The mayor attributed the increased public safety to Brooklyn’s “extraordinary innovation, extraordinary creativity, understanding and respect, and a sense of partnership between the police and the community that is becoming a model for the whole city.”

Of course, since the late 1970s, neighborhood safety enforcement groups, such as Shomrim have been patrolling the streets of Orthodox Jewish neighborhoods in Brooklyn and elsewhere 24/7 to attend to the needs of the community faster than the NYPD often can. 

But now that the rest of Brooklyn has caught on to neighborhood policing, Holmes said that the borough’s powerful approach to fighting crime will soon be adopted in all 77 precincts, soon to be 78, all over New York City.

“In Brooklyn: front and center, there is a civilian presence, solving problems,” the mayor said. “Police are playing their crucial role, but also there is a really smart division of labor to make sure that we reduce violence.”

The men and women of the NYPD and the community leaders, “who are out there working to stop violence before it happened, should be very proud of this,” said the mayor, who attributed Brooklyn’s drop in crime to the good work of the many community groups who were “violence interrupters who helped to support our young people.”

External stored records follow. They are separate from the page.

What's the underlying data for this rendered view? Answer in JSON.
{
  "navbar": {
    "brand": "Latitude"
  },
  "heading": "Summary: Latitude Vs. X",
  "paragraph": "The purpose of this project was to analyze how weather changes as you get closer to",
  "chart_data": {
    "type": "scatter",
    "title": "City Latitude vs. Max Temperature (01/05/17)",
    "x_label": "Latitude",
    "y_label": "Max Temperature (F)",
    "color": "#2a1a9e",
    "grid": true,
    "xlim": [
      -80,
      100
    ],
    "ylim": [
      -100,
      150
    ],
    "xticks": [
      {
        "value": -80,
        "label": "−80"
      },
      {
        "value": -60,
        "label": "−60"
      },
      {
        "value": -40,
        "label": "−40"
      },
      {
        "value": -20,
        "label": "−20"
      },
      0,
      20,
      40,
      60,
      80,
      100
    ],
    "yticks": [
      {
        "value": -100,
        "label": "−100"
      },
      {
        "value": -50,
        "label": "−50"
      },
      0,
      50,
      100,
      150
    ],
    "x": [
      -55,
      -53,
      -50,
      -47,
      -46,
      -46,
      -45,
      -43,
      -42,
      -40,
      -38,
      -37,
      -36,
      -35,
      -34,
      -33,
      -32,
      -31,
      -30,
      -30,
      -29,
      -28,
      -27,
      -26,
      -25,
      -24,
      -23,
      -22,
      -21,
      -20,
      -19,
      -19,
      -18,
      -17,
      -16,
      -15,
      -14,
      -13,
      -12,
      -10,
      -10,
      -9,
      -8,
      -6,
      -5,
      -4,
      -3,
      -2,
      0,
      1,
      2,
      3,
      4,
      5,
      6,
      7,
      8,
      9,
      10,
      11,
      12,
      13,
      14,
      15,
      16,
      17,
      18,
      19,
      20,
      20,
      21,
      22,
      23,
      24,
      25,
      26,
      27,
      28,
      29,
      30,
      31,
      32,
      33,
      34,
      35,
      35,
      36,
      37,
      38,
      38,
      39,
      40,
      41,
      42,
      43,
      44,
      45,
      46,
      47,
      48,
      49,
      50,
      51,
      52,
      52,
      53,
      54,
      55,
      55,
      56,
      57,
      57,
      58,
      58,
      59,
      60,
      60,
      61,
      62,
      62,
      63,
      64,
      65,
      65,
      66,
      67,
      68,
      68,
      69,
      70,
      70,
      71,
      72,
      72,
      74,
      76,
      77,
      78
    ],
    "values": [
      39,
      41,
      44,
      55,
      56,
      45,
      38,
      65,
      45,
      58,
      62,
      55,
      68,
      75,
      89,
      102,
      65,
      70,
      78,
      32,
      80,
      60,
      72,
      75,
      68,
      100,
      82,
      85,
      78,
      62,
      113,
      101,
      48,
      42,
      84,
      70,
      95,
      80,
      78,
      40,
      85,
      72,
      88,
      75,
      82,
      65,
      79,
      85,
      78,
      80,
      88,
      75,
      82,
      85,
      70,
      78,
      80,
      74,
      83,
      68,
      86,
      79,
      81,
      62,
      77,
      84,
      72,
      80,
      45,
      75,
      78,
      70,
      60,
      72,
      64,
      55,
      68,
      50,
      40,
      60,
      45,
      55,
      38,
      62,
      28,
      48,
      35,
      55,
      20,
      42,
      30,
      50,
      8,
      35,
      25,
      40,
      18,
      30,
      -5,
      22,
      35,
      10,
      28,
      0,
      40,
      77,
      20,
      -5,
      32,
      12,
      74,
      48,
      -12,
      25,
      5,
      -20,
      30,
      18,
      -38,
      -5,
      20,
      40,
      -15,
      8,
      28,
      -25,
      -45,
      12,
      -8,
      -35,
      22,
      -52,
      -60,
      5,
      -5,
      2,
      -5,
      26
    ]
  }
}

In particular, the mayor commended the public safety work of Brooklyn North and Brooklyn South. 

While cities all over America saw huge upticks in crime that have continued, in Brooklyn South, the mayor reported, the shooting levels have gone back to 2019 pre-pandemic.

 Brooklyn North, which “historically is one of the most challenged borough commands in the whole city,” the mayor said, “has seen a lot of real progress with numbers that are now substantially better than they were in 2020.”